Global Humanities Senior Research and Teaching Stay at Freie Universitaet Berlin
The Dilemma of Sacrifice in French Thought, from the Enlightenment to the Revolution
The Age of Enlightenment has been highly suspicious of the notions of sacrifice and self-sacrifice, which were deemed to be intrinsically linked to a "religious" or "superstitious" way of thinking. A major paradox of modern Western cultural history is the strong revival of those notions at the very end of the XVIIIth century, in the wake of the French Revolution. While the French Revolution appears, on many grounds, as an ideological heir to the Enlightenment, it also provided a favourable context for reactivating and rephrasing the discourses of sacrifice and self-sacrifice as political discourses, thus creating a new link between politics and sacralisation.

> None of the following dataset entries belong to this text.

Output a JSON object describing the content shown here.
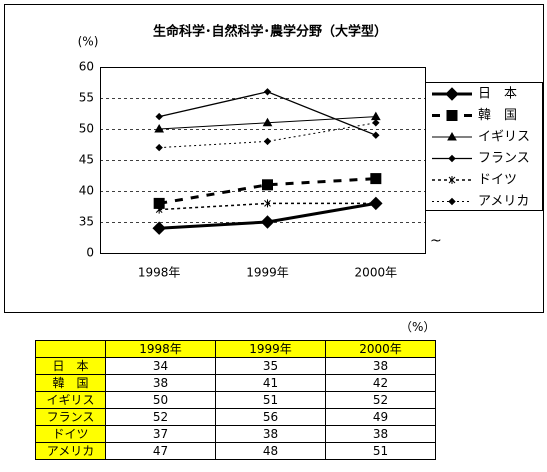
{
  "chart_data": {
    "type": "line",
    "title": "生命科学･自然科学･農学分野（大学型）",
    "y_unit": "(%)",
    "categories": [
      "1998年",
      "1999年",
      "2000年"
    ],
    "ylim": [
      0,
      60
    ],
    "axis_break": 30,
    "yticks": [
      0,
      35,
      40,
      45,
      50,
      55,
      60
    ],
    "grid": true,
    "series": [
      {
        "name": "日　本",
        "color": "#000000",
        "marker": "diamond",
        "dash": "none",
        "width": 3,
        "values": [
          34,
          35,
          38
        ]
      },
      {
        "name": "韓　国",
        "color": "#000000",
        "marker": "square",
        "dash": "8,8",
        "width": 3,
        "values": [
          38,
          41,
          42
        ]
      },
      {
        "name": "イギリス",
        "color": "#000000",
        "marker": "triangle",
        "dash": "none",
        "width": 1,
        "values": [
          50,
          51,
          52
        ]
      },
      {
        "name": "フランス",
        "color": "#000000",
        "marker": "small-diamond",
        "dash": "none",
        "width": 1.3,
        "values": [
          52,
          56,
          49
        ]
      },
      {
        "name": "ドイツ",
        "color": "#000000",
        "marker": "star",
        "dash": "3,3",
        "width": 1.5,
        "values": [
          37,
          38,
          38
        ]
      },
      {
        "name": "アメリカ",
        "color": "#000000",
        "marker": "small-diamond",
        "dash": "2,3",
        "width": 1,
        "values": [
          47,
          48,
          51
        ]
      }
    ],
    "table_unit": "（%）"
  }
}
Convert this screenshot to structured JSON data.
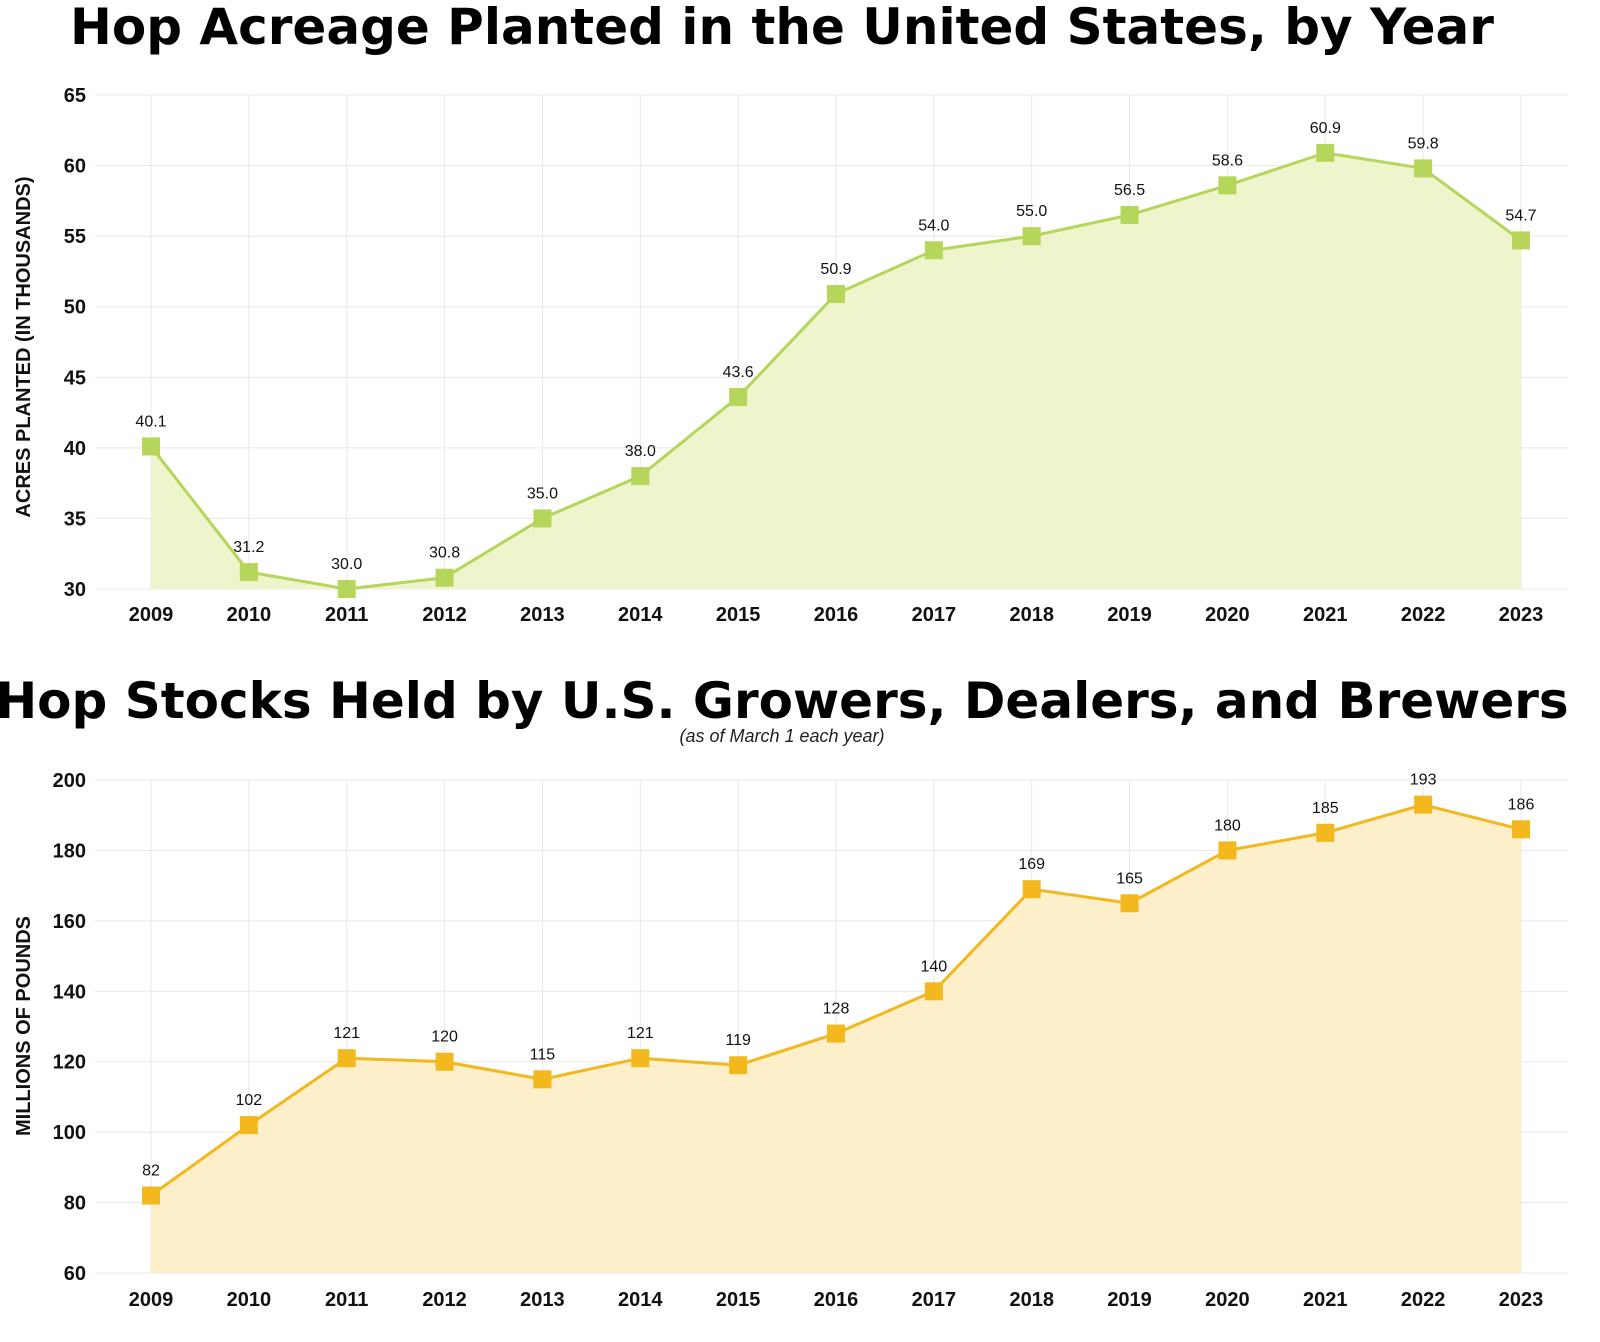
{
  "chart_data": [
    {
      "type": "area",
      "title": "Hop Acreage Planted in the United States, by Year",
      "subtitle": "",
      "xlabel": "",
      "ylabel": "ACRES PLANTED (IN THOUSANDS)",
      "categories": [
        "2009",
        "2010",
        "2011",
        "2012",
        "2013",
        "2014",
        "2015",
        "2016",
        "2017",
        "2018",
        "2019",
        "2020",
        "2021",
        "2022",
        "2023"
      ],
      "values": [
        40.1,
        31.2,
        30.0,
        30.8,
        35.0,
        38.0,
        43.6,
        50.9,
        54.0,
        55.0,
        56.5,
        58.6,
        60.9,
        59.8,
        54.7
      ],
      "data_labels": [
        "40.1",
        "31.2",
        "30.0",
        "30.8",
        "35.0",
        "38.0",
        "43.6",
        "50.9",
        "54.0",
        "55.0",
        "56.5",
        "58.6",
        "60.9",
        "59.8",
        "54.7"
      ],
      "ylim": [
        30,
        65
      ],
      "yticks": [
        "30",
        "35",
        "40",
        "45",
        "50",
        "55",
        "60",
        "65"
      ],
      "grid": true,
      "marker": "square",
      "line_color": "#b5d65a",
      "fill_color": "#eef5cc"
    },
    {
      "type": "area",
      "title": "Hop Stocks Held by U.S. Growers, Dealers, and Brewers",
      "subtitle": "(as of March 1 each year)",
      "xlabel": "",
      "ylabel": "MILLIONS OF POUNDS",
      "categories": [
        "2009",
        "2010",
        "2011",
        "2012",
        "2013",
        "2014",
        "2015",
        "2016",
        "2017",
        "2018",
        "2019",
        "2020",
        "2021",
        "2022",
        "2023"
      ],
      "values": [
        82,
        102,
        121,
        120,
        115,
        121,
        119,
        128,
        140,
        169,
        165,
        180,
        185,
        193,
        186
      ],
      "data_labels": [
        "82",
        "102",
        "121",
        "120",
        "115",
        "121",
        "119",
        "128",
        "140",
        "169",
        "165",
        "180",
        "185",
        "193",
        "186"
      ],
      "ylim": [
        60,
        200
      ],
      "yticks": [
        "60",
        "80",
        "100",
        "120",
        "140",
        "160",
        "180",
        "200"
      ],
      "grid": true,
      "marker": "square",
      "line_color": "#f2b81d",
      "fill_color": "#fcefc9"
    }
  ]
}
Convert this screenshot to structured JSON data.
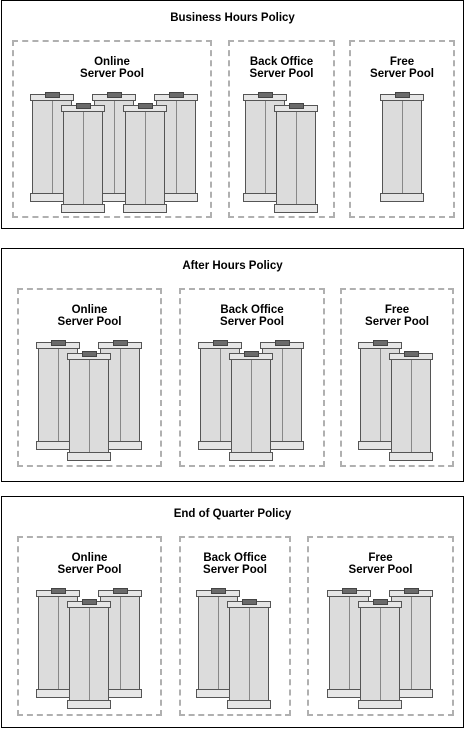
{
  "policies": [
    {
      "title": "Business Hours Policy",
      "pools": [
        {
          "line1": "Online",
          "line2": "Server Pool"
        },
        {
          "line1": "Back Office",
          "line2": "Server Pool"
        },
        {
          "line1": "Free",
          "line2": "Server Pool"
        }
      ]
    },
    {
      "title": "After Hours Policy",
      "pools": [
        {
          "line1": "Online",
          "line2": "Server Pool"
        },
        {
          "line1": "Back Office",
          "line2": "Server Pool"
        },
        {
          "line1": "Free",
          "line2": "Server Pool"
        }
      ]
    },
    {
      "title": "End of Quarter Policy",
      "pools": [
        {
          "line1": "Online",
          "line2": "Server Pool"
        },
        {
          "line1": "Back Office",
          "line2": "Server Pool"
        },
        {
          "line1": "Free",
          "line2": "Server Pool"
        }
      ]
    }
  ],
  "server_counts": [
    [
      5,
      2,
      1
    ],
    [
      3,
      3,
      2
    ],
    [
      3,
      2,
      3
    ]
  ],
  "colors": {
    "server_fill": "#dcdcdc",
    "server_stroke": "#555555",
    "pool_border": "#b0b0b0",
    "panel_border": "#000000"
  }
}
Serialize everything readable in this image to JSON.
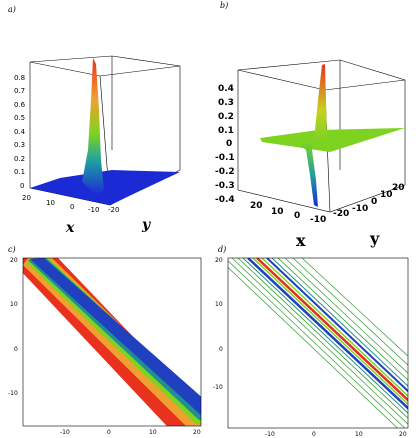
{
  "panel_labels": {
    "a": "a)",
    "b": "b)",
    "c": "c)",
    "d": "d)"
  },
  "colors": {
    "blue": "#1a2bd6",
    "green": "#7ed321",
    "red": "#e8321e",
    "orange": "#f0a030",
    "contour_green": "#2e9d2e",
    "contour_blue": "#2040c0",
    "contour_teal": "#1f8f8f",
    "contour_red": "#e03020"
  },
  "chart_data": [
    {
      "type": "surface3d",
      "panel": "a",
      "xlabel": "x",
      "ylabel": "y",
      "z_ticks": [
        "0",
        "0.1",
        "0.2",
        "0.3",
        "0.4",
        "0.5",
        "0.6",
        "0.7",
        "0.8"
      ],
      "x_ticks": [
        "20",
        "10",
        "0",
        "-10",
        "-20"
      ],
      "y_ticks": [
        "-20"
      ],
      "zlim": [
        0,
        0.85
      ]
    },
    {
      "type": "surface3d",
      "panel": "b",
      "xlabel": "x",
      "ylabel": "y",
      "z_ticks": [
        "0.4",
        "0.3",
        "0.2",
        "0.1",
        "0",
        "-0.1",
        "-0.2",
        "-0.3",
        "-0.4"
      ],
      "x_ticks": [
        "20",
        "10",
        "0",
        "-10",
        "-20"
      ],
      "y_ticks": [
        "-20",
        "-10",
        "0",
        "10",
        "20"
      ],
      "zlim": [
        -0.45,
        0.45
      ]
    },
    {
      "type": "contour",
      "panel": "c",
      "xlim": [
        -20,
        20
      ],
      "ylim": [
        -15,
        20
      ],
      "x_ticks": [
        "-10",
        "0",
        "10",
        "20"
      ],
      "y_ticks": [
        "20",
        "10",
        "0",
        "-10"
      ]
    },
    {
      "type": "contour",
      "panel": "d",
      "xlim": [
        -20,
        20
      ],
      "ylim": [
        -15,
        20
      ],
      "x_ticks": [
        "-10",
        "0",
        "10",
        "20"
      ],
      "y_ticks": [
        "20",
        "10",
        "0",
        "-10"
      ]
    }
  ]
}
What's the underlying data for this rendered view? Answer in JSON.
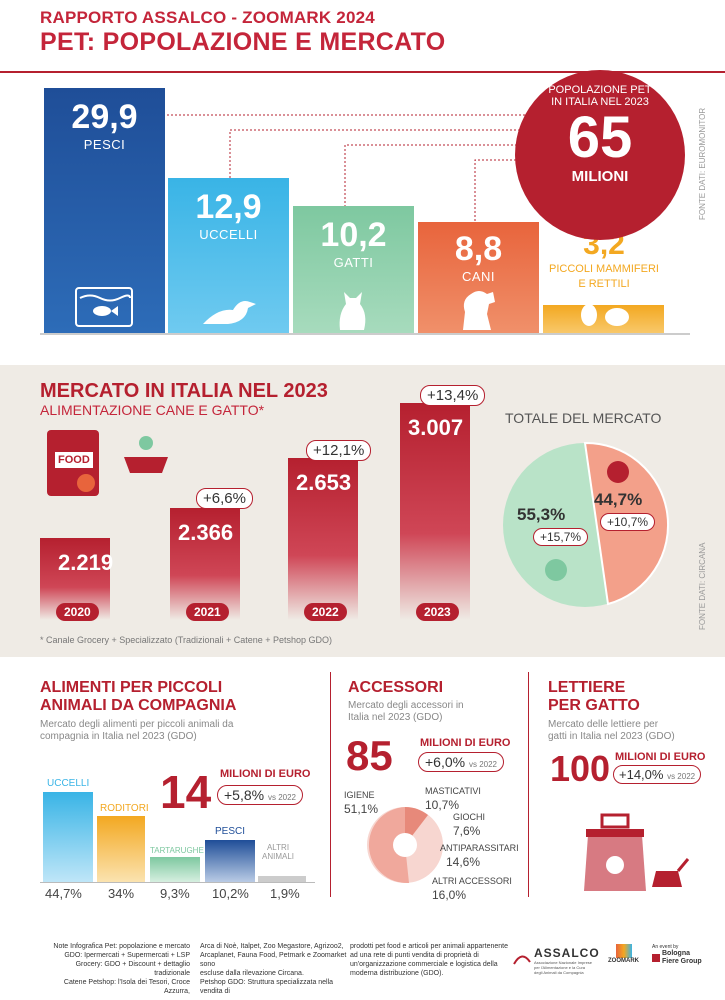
{
  "header": {
    "line1": "RAPPORTO ASSALCO - ZOOMARK 2024",
    "line2": "PET: POPOLAZIONE E MERCATO"
  },
  "population": {
    "bars": [
      {
        "value": "29,9",
        "label": "PESCI"
      },
      {
        "value": "12,9",
        "label": "UCCELLI"
      },
      {
        "value": "10,2",
        "label": "GATTI"
      },
      {
        "value": "8,8",
        "label": "CANI"
      },
      {
        "value": "3,2",
        "label": "PICCOLI MAMMIFERI\nE RETTILI"
      }
    ],
    "total_caption": "POPOLAZIONE PET\nIN ITALIA NEL 2023",
    "total_value": "65",
    "total_unit": "MILIONI",
    "source": "FONTE DATI: EUROMONITOR",
    "colors": {
      "pesci": "#1f4e98",
      "uccelli": "#39b4e6",
      "gatti": "#7ec8a0",
      "cani": "#e8643c",
      "piccoli": "#f3a821",
      "accent": "#b5202f"
    }
  },
  "market": {
    "title": "MERCATO IN ITALIA NEL 2023",
    "subtitle": "ALIMENTAZIONE CANE E GATTO*",
    "food_label": "FOOD",
    "years": [
      {
        "year": "2020",
        "value": "2.219",
        "change": ""
      },
      {
        "year": "2021",
        "value": "2.366",
        "change": "+6,6%"
      },
      {
        "year": "2022",
        "value": "2.653",
        "change": "+12,1%"
      },
      {
        "year": "2023",
        "value": "3.007",
        "change": "+13,4%"
      }
    ],
    "total_title": "TOTALE DEL MERCATO",
    "pie": [
      {
        "pct": "55,3%",
        "change": "+15,7%",
        "fraction": 0.553,
        "color": "#b9e3c8"
      },
      {
        "pct": "44,7%",
        "change": "+10,7%",
        "fraction": 0.447,
        "color": "#f3a08a"
      }
    ],
    "footnote": "* Canale Grocery + Specializzato (Tradizionali + Catene + Petshop GDO)",
    "source": "FONTE DATI: CIRCANA"
  },
  "small_animals": {
    "title": "ALIMENTI PER PICCOLI\nANIMALI DA COMPAGNIA",
    "subtitle": "Mercato degli alimenti per piccoli animali da\ncompagnia in Italia nel 2023 (GDO)",
    "value": "14",
    "unit": "MILIONI DI EURO",
    "change": "+5,8%",
    "change_ref": "vs 2022",
    "categories": [
      {
        "label": "UCCELLI",
        "pct": "44,7%"
      },
      {
        "label": "RODITORI",
        "pct": "34%"
      },
      {
        "label": "TARTARUGHE",
        "pct": "9,3%"
      },
      {
        "label": "PESCI",
        "pct": "10,2%"
      },
      {
        "label": "ALTRI\nANIMALI",
        "pct": "1,9%"
      }
    ]
  },
  "accessories": {
    "title": "ACCESSORI",
    "subtitle": "Mercato degli accessori in\nItalia nel 2023 (GDO)",
    "value": "85",
    "unit": "MILIONI DI EURO",
    "change": "+6,0%",
    "change_ref": "vs 2022",
    "items": [
      {
        "label": "IGIENE",
        "pct": "51,1%"
      },
      {
        "label": "MASTICATIVI",
        "pct": "10,7%"
      },
      {
        "label": "GIOCHI",
        "pct": "7,6%"
      },
      {
        "label": "ANTIPARASSITARI",
        "pct": "14,6%"
      },
      {
        "label": "ALTRI ACCESSORI",
        "pct": "16,0%"
      }
    ]
  },
  "litter": {
    "title": "LETTIERE\nPER GATTO",
    "subtitle": "Mercato delle lettiere per\ngatti in Italia nel 2023 (GDO)",
    "value": "100",
    "unit": "MILIONI DI EURO",
    "change": "+14,0%",
    "change_ref": "vs 2022"
  },
  "notes": {
    "col1": "Note Infografica Pet: popolazione e mercato\nGDO: Ipermercati + Supermercati + LSP\nGrocery: GDO + Discount + dettaglio tradizionale\nCatene Petshop: l'Isola dei Tesori, Croce Azzurra,",
    "col2": "Arca di Noè, Italpet, Zoo Megastore, Agrizoo2,\nArcaplanet, Fauna Food, Petmark e Zoomarket sono\nescluse dalla rilevazione Circana.\nPetshop GDO: Struttura specializzata nella vendita di",
    "col3": "prodotti pet food e articoli per animali appartenente\nad una rete di punti vendita di proprietà di\nun'organizzazione commerciale e logistica della\nmoderna distribuzione (GDO)."
  },
  "logos": {
    "assalco": "ASSALCO",
    "assalco_sub": "Associazione Nazionale Imprese\nper l'Alimentazione e la Cura\ndegli Animali da Compagnia",
    "zoomark": "ZOOMARK",
    "event_by": "An event by",
    "bologna": "Bologna\nFiere Group"
  }
}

In many respects, we still live with this ambiguous heritage.
Philippe Roger is a Senior Research Fellow at the French National Center for Scientific Research (UMR 8599 at Paris Sorbonne) and a Directeur d’études at the École des Hautes Études en Sciences Sociales. He also teaches at the University of Virginia and is Global Distinguished Visiting Professor at New York University. A specialist of Sade’s œuvre, he edited numerous collected works dealing with 18thc. literature, culture, and history. He is also the author of Roland Barthes, roman (1986) and devoted more than 20 articles to Barthes. His book L’Ennemi américain. Généalogie de l’antiaméricanisme français (2002) received the Prix Aujourd’hui 2003 and the Prize for best book translated from the French awarded by French-American Foundation and the Gould Foundation. For 20 years, he has been the editor of Critique, founded by Georges Bataille.